Tout semble donc en place pour que le talent de chacun puisse s’épanouir lors d’un tournage qui ne durera que six semaines, permettant à Granier-Deferre de montrer qu’il peut accommoder sa mise en scène à toutes les atmosphères pour réaliser l’un de ses meilleurs films. Une étude subtile mais aussi fouillée et signifiante sur les méthodes managériales se mettant en place au sein des entreprises (principalement les grandes) depuis le début des années 1970 où la rationalité dénuée d’affect est clairement prônée comme essentielle pour résister à la mondialisation des marchés qui avance à grand pas.
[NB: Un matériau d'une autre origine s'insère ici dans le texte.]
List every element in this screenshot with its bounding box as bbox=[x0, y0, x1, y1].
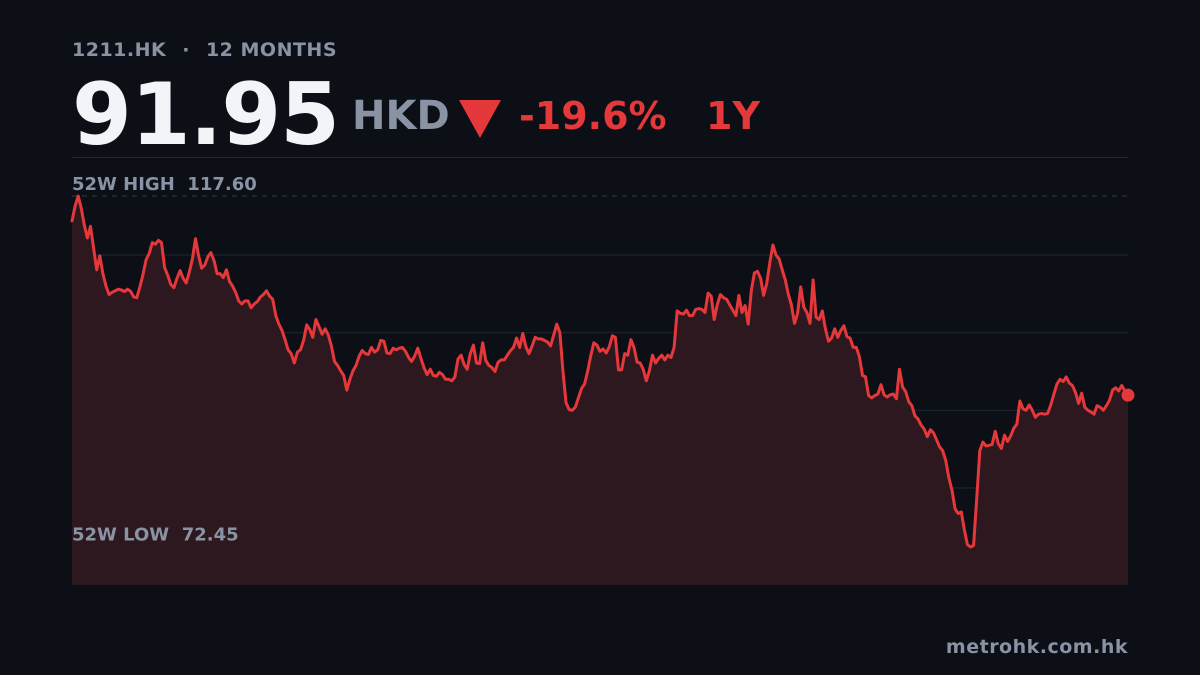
ticker-line: 1211.HK · 12 MONTHS bbox=[72, 39, 337, 61]
range-label: 12 MONTHS bbox=[205, 39, 338, 61]
ticker-separator: · bbox=[182, 39, 190, 61]
currency-label: HKD bbox=[352, 93, 450, 139]
current-price: 91.95 bbox=[72, 65, 340, 165]
last-price-marker bbox=[1121, 388, 1135, 402]
percent-change: -19.6% bbox=[519, 94, 667, 138]
price-line bbox=[70, 194, 1130, 549]
ticker-symbol: 1211.HK bbox=[72, 39, 167, 61]
high-label: 52W HIGH 117.60 bbox=[72, 174, 257, 195]
low-label: 52W LOW 72.45 bbox=[72, 525, 239, 546]
period-label: 1Y bbox=[706, 94, 760, 138]
down-arrow-icon bbox=[459, 100, 501, 138]
source-footer: metrohk.com.hk bbox=[945, 636, 1128, 658]
header-divider bbox=[72, 157, 1128, 158]
price-area-fill bbox=[72, 196, 1128, 585]
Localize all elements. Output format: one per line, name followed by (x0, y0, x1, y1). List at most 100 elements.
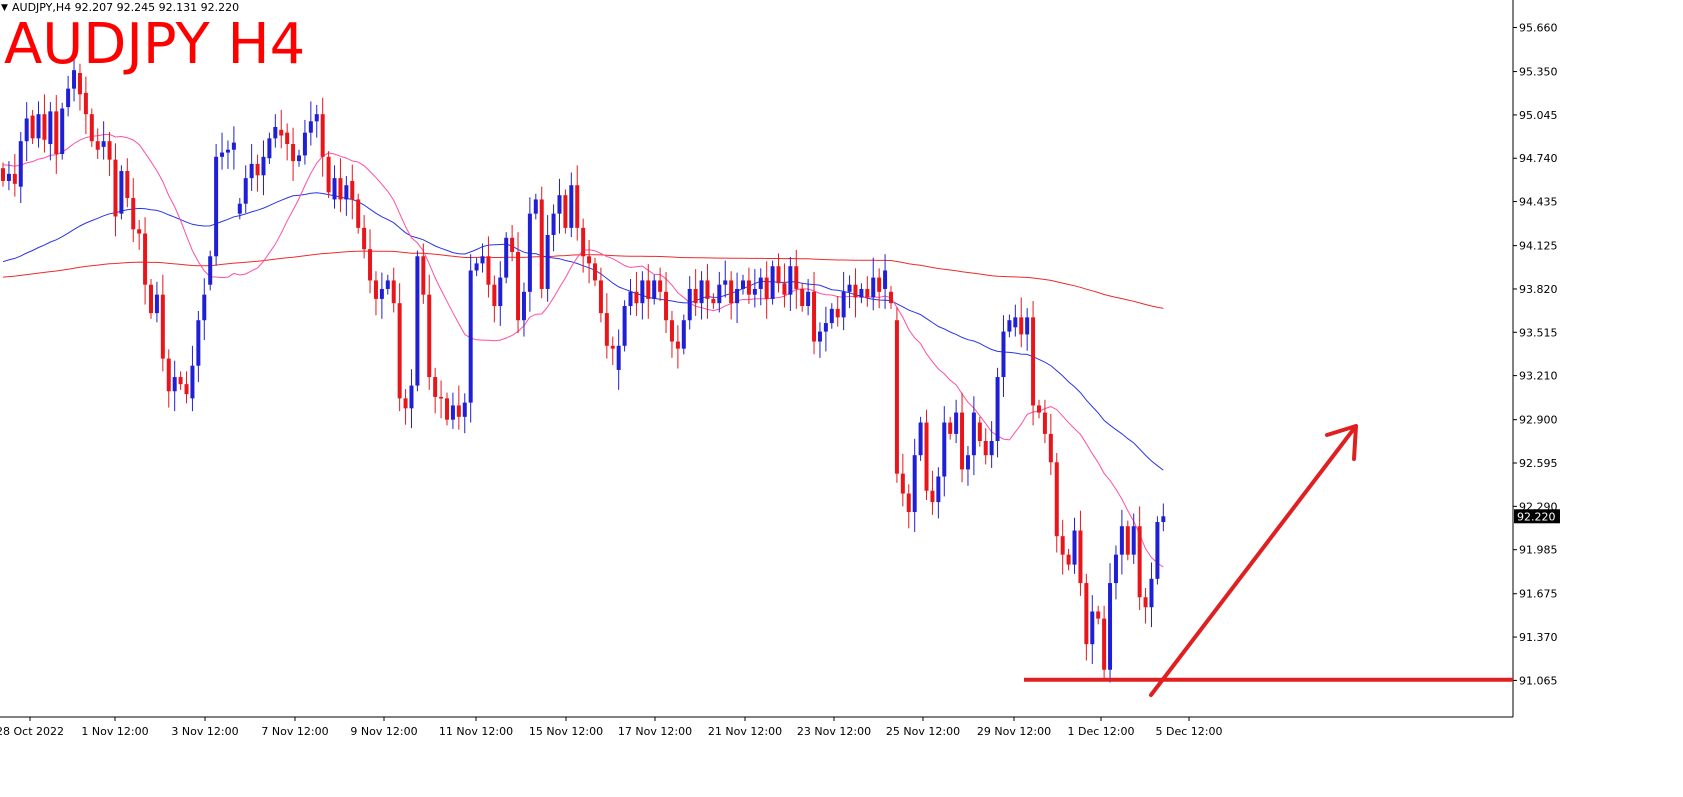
candle-body (468, 270, 473, 403)
x-tick-label: 15 Nov 12:00 (529, 725, 603, 738)
symbol-info: AUDJPY,H4 92.207 92.245 92.131 92.220 (12, 1, 239, 14)
candle-body (160, 294, 165, 359)
candle-body (930, 490, 935, 503)
candle-body (871, 277, 876, 298)
candle-body (356, 199, 361, 228)
candle-body (391, 280, 396, 304)
up-arrow-shaft (1149, 424, 1358, 697)
candle-body (12, 173, 17, 184)
candle-body (865, 288, 870, 298)
candle-body (107, 141, 112, 160)
candle-body (1108, 583, 1113, 670)
candle-body (545, 234, 550, 289)
candle-body (83, 92, 88, 115)
candle-body (1066, 554, 1071, 565)
candle-body (1125, 526, 1130, 555)
candle-body (320, 114, 325, 157)
x-tick-label: 9 Nov 12:00 (350, 725, 417, 738)
candle-body (954, 412, 959, 434)
candle-body (427, 294, 432, 378)
candle-body (551, 213, 556, 235)
candle-body (817, 331, 822, 342)
x-tick-label: 5 Dec 12:00 (1156, 725, 1223, 738)
candle-body (575, 185, 580, 228)
candle-body (338, 178, 343, 200)
chart-title: AUDJPY H4 (4, 12, 305, 77)
x-tick-label: 11 Nov 12:00 (439, 725, 513, 738)
candle-body (906, 493, 911, 513)
candle-body (936, 476, 941, 503)
candle-body (894, 320, 899, 474)
candle-body (587, 256, 592, 264)
candle-body (593, 263, 597, 281)
candle-body (912, 455, 917, 513)
candle-body (983, 440, 988, 456)
candle-body (433, 377, 438, 397)
x-tick-label: 1 Dec 12:00 (1068, 725, 1135, 738)
candle-body (30, 115, 35, 139)
candle-body (273, 126, 278, 139)
candle-body (788, 266, 793, 295)
candle-body (154, 294, 159, 314)
candle-body (1096, 611, 1101, 619)
candle-body (208, 256, 213, 285)
candle-body (1060, 536, 1065, 555)
candle-body (474, 263, 479, 271)
axes: 95.660 95.350 95.045 94.740 94.435 94.125 93.8… (0, 22, 1560, 738)
candle-body (782, 283, 787, 295)
candle-body (610, 345, 615, 349)
candle-body (1001, 331, 1006, 378)
candle-body (533, 199, 538, 214)
candle-body (521, 291, 526, 321)
candle-body (178, 377, 183, 385)
candle-body (202, 294, 207, 321)
candle-body (823, 323, 828, 332)
chart-area[interactable]: 95.660 95.350 95.045 94.740 94.435 94.125 93.8… (0, 0, 1568, 743)
candle-body (326, 156, 331, 193)
candle-body (450, 405, 455, 420)
candle-body (971, 412, 976, 456)
candle-body (800, 288, 805, 307)
candle-body (965, 455, 970, 470)
candle-body (539, 199, 544, 289)
current-price-label: 92.220 (1517, 510, 1556, 523)
candle-body (889, 291, 893, 304)
x-tick-label: 21 Nov 12:00 (708, 725, 782, 738)
candle-body (255, 163, 260, 176)
candle-body (883, 270, 888, 289)
x-tick-label: 1 Nov 12:00 (81, 725, 148, 738)
candle-body (1102, 618, 1107, 670)
candle-body (445, 398, 449, 420)
y-tick-label: 91.370 (1519, 631, 1558, 644)
up-arrow-head-icon (1325, 424, 1358, 461)
candle-body (267, 138, 272, 159)
candle-body (835, 308, 840, 318)
candle-body (711, 298, 716, 304)
candle-body (646, 280, 651, 299)
candle-body (373, 280, 378, 299)
candle-body (196, 320, 201, 366)
candle-body (664, 291, 669, 321)
candle-body (770, 266, 775, 299)
candle-body (1025, 317, 1030, 335)
candle-body (675, 341, 680, 349)
candle-body (243, 178, 248, 204)
menu-triangle-icon[interactable]: ▼ (1, 3, 8, 13)
candle-body (314, 114, 319, 122)
candle-body (220, 152, 225, 157)
y-tick-label: 94.435 (1519, 196, 1558, 209)
x-tick-label: 28 Oct 2022 (0, 725, 64, 738)
candle-body (693, 288, 698, 304)
price-chart[interactable]: 95.660 95.350 95.045 94.740 94.435 94.125 93.8… (0, 0, 1568, 743)
candle-body (1054, 462, 1059, 537)
y-tick-label: 91.985 (1519, 544, 1558, 557)
candle-body (687, 288, 692, 321)
candle-body (285, 132, 290, 145)
candle-body (237, 203, 242, 214)
x-tick-label: 23 Nov 12:00 (797, 725, 871, 738)
candle-body (699, 280, 704, 304)
candle-body (995, 377, 1000, 441)
candle-body (1042, 412, 1047, 434)
candle-body (1031, 317, 1036, 406)
y-tick-label: 91.675 (1519, 588, 1558, 601)
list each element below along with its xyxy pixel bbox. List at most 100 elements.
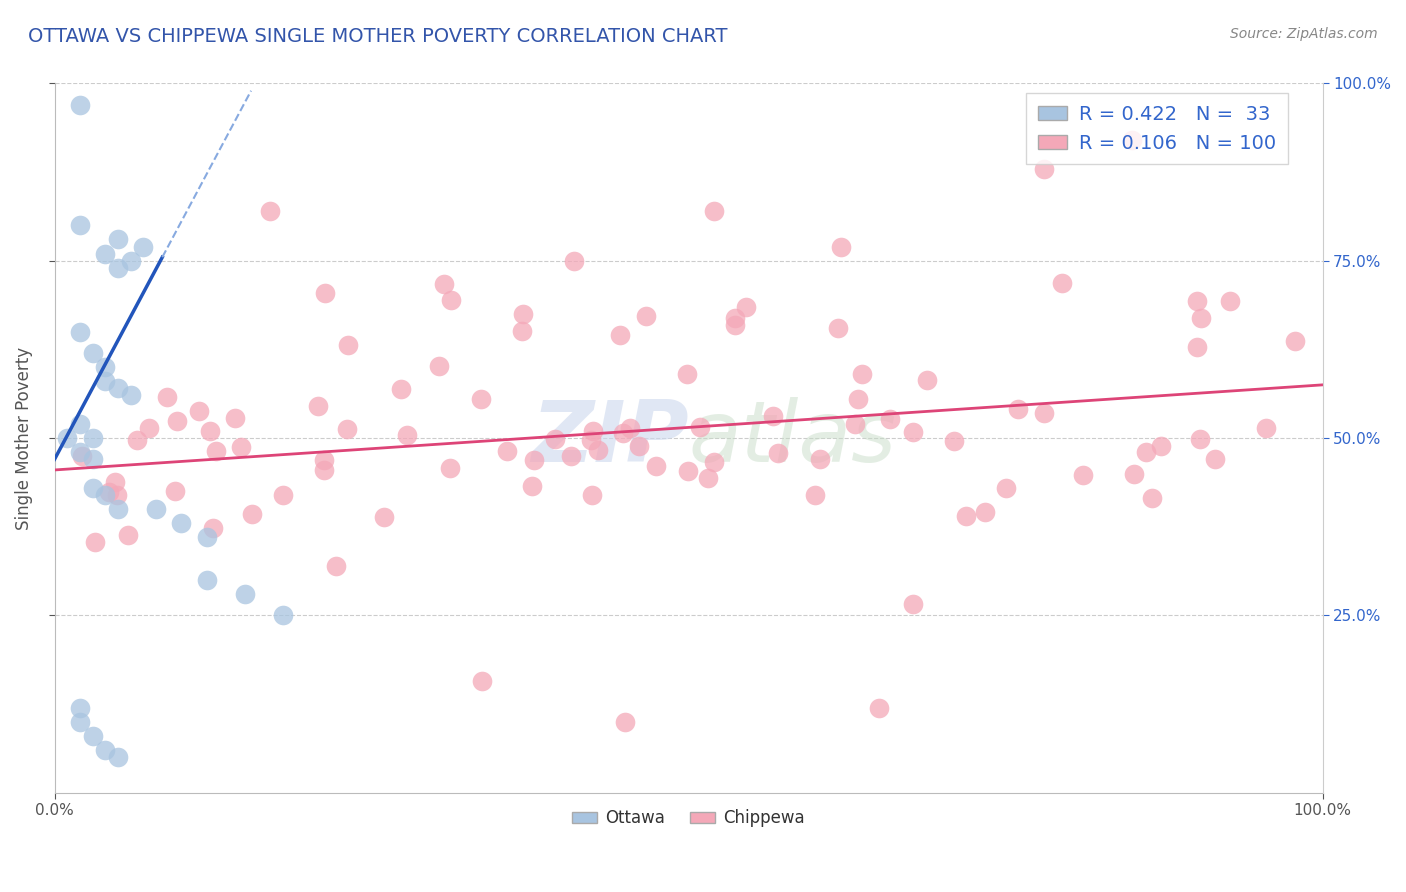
Point	[612, 425, 634, 440]
Point	[69, 325, 91, 339]
Point	[1219, 293, 1241, 308]
Point	[240, 507, 263, 521]
Point	[496, 444, 519, 458]
Point	[868, 700, 890, 714]
Text: ZIP: ZIP	[531, 397, 689, 480]
Point	[846, 392, 869, 406]
Point	[271, 608, 294, 623]
Point	[132, 239, 155, 253]
Point	[82, 346, 104, 360]
Point	[138, 421, 160, 435]
Point	[396, 428, 419, 442]
Point	[307, 399, 329, 413]
Point	[1188, 432, 1211, 446]
Point	[510, 324, 533, 338]
Point	[1189, 310, 1212, 325]
Point	[69, 97, 91, 112]
Point	[614, 714, 637, 729]
Point	[1007, 401, 1029, 416]
Point	[586, 442, 609, 457]
Point	[844, 417, 866, 432]
Point	[166, 414, 188, 428]
Point	[69, 445, 91, 459]
Point	[1032, 161, 1054, 176]
Point	[205, 444, 228, 458]
Point	[689, 420, 711, 434]
Point	[70, 449, 93, 463]
Point	[973, 505, 995, 519]
Point	[94, 374, 117, 388]
Point	[581, 424, 603, 438]
Point	[82, 452, 104, 467]
Point	[696, 471, 718, 485]
Point	[105, 488, 128, 502]
Point	[768, 446, 790, 460]
Point	[125, 433, 148, 447]
Point	[195, 530, 218, 544]
Point	[1150, 439, 1173, 453]
Point	[1032, 406, 1054, 420]
Point	[120, 253, 142, 268]
Point	[830, 239, 852, 253]
Point	[512, 307, 534, 321]
Point	[645, 459, 668, 474]
Point	[471, 674, 494, 689]
Point	[1204, 452, 1226, 467]
Point	[145, 502, 167, 516]
Point	[373, 510, 395, 524]
Point	[1135, 445, 1157, 459]
Point	[994, 481, 1017, 495]
Text: atlas: atlas	[689, 397, 897, 480]
Point	[156, 390, 179, 404]
Text: OTTAWA VS CHIPPEWA SINGLE MOTHER POVERTY CORRELATION CHART: OTTAWA VS CHIPPEWA SINGLE MOTHER POVERTY…	[28, 27, 728, 45]
Point	[427, 359, 450, 373]
Point	[676, 367, 699, 381]
Point	[879, 412, 901, 426]
Point	[56, 431, 79, 445]
Point	[851, 367, 873, 381]
Point	[312, 453, 335, 467]
Point	[903, 425, 925, 440]
Point	[82, 431, 104, 445]
Point	[1140, 491, 1163, 505]
Point	[82, 481, 104, 495]
Point	[433, 277, 456, 291]
Point	[1284, 334, 1306, 348]
Point	[1121, 133, 1143, 147]
Point	[523, 453, 546, 467]
Point	[107, 750, 129, 764]
Point	[82, 729, 104, 743]
Point	[69, 700, 91, 714]
Point	[83, 535, 105, 549]
Point	[337, 337, 360, 351]
Point	[107, 260, 129, 275]
Point	[470, 392, 492, 406]
Point	[942, 434, 965, 448]
Point	[107, 232, 129, 246]
Point	[69, 219, 91, 233]
Point	[808, 451, 831, 466]
Point	[803, 488, 825, 502]
Point	[107, 502, 129, 516]
Point	[120, 388, 142, 402]
Point	[104, 475, 127, 489]
Point	[198, 425, 221, 439]
Point	[69, 714, 91, 729]
Point	[544, 432, 567, 446]
Point	[762, 409, 785, 424]
Point	[165, 484, 187, 499]
Point	[723, 318, 745, 332]
Point	[259, 204, 281, 219]
Point	[439, 293, 461, 308]
Point	[170, 516, 193, 530]
Point	[273, 487, 295, 501]
Point	[107, 381, 129, 395]
Point	[915, 373, 938, 387]
Point	[98, 485, 121, 500]
Point	[336, 421, 359, 435]
Point	[94, 360, 117, 375]
Point	[231, 440, 253, 454]
Point	[955, 508, 977, 523]
Point	[1122, 467, 1144, 481]
Point	[187, 404, 209, 418]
Des méthodes se développant à grand renfort de conférences et de séminaires dans tous les milieux y compris un secteur public peu préparé et qui de fait généreront certaines tragédies humaines faisant la une des médias à l’aune des années 2000. Un bouleversement des comportements humains encouragé par certaines séries célèbres et prolongé par l’apparition de la téléréalité se chargeant de banaliser le recours à certaines pratiques auparavant jugées déloyales.
« Une étrange affaire » un peu précurseur expose
la captation d’une personnalité et la destruction d’un couple par un dirigeant prédateur qui semble ne pouvoir assumer la vacuité de sa vie personnelle qu’en accaparant celles d’autres qu’il choisit au gré de ses pérégrinations dans les décombres d’un capitalisme toujours plus retors
. Michel Piccoli certainement un des plus grands acteurs de la seconde moitié du XXème siècle, déploie tout son charme onctueux et ambigu pour attirer dans ses rets
ce jeune adulte visiblement marqué par l’absence d’un père
dont Malair très renseigné sent très vite qu’il va pouvoir tirer profit.
Le film prend à certain moment une dimension fantastique construite à partir du trouble profond qui saisit un Louis tout
d’abord séduit, puis désarçonné pour finir, essoré et sans défense
. Le spectateur cinéphile pourra voir à la manière dont est filmé par instant Michel Piccoli une certaine parenté avec « Le Nosferatu » de Murnau, François Lingre incarnant l’âme damnée de Malair (cf. Renfield) chargé de détecter les proies faciles pour son maître. Comme le confirmeront Jean-Marc Roberts et Pierre Granier-Deferre l’absence du père qu’ils ont tous deux ressenti dans leur chair constitue une des clefs de lecture du film au-delà de son constat sans concession sur l’évolution des comportements entrepreneuriaux. S’il a reçu l’Ours d’argent du meilleur acteur au festival de Berlin en 1982, Michel Piccoli a été boudé par les Césars qui à l’instar de Patrick Dewaere l'ignoreront jusqu’au bout de sa prestigieuse carrière. Un film à voir absolument avec des acteurs à leur meilleur et un Pierre Granier-Deferre en chef d’orchestre virtuose.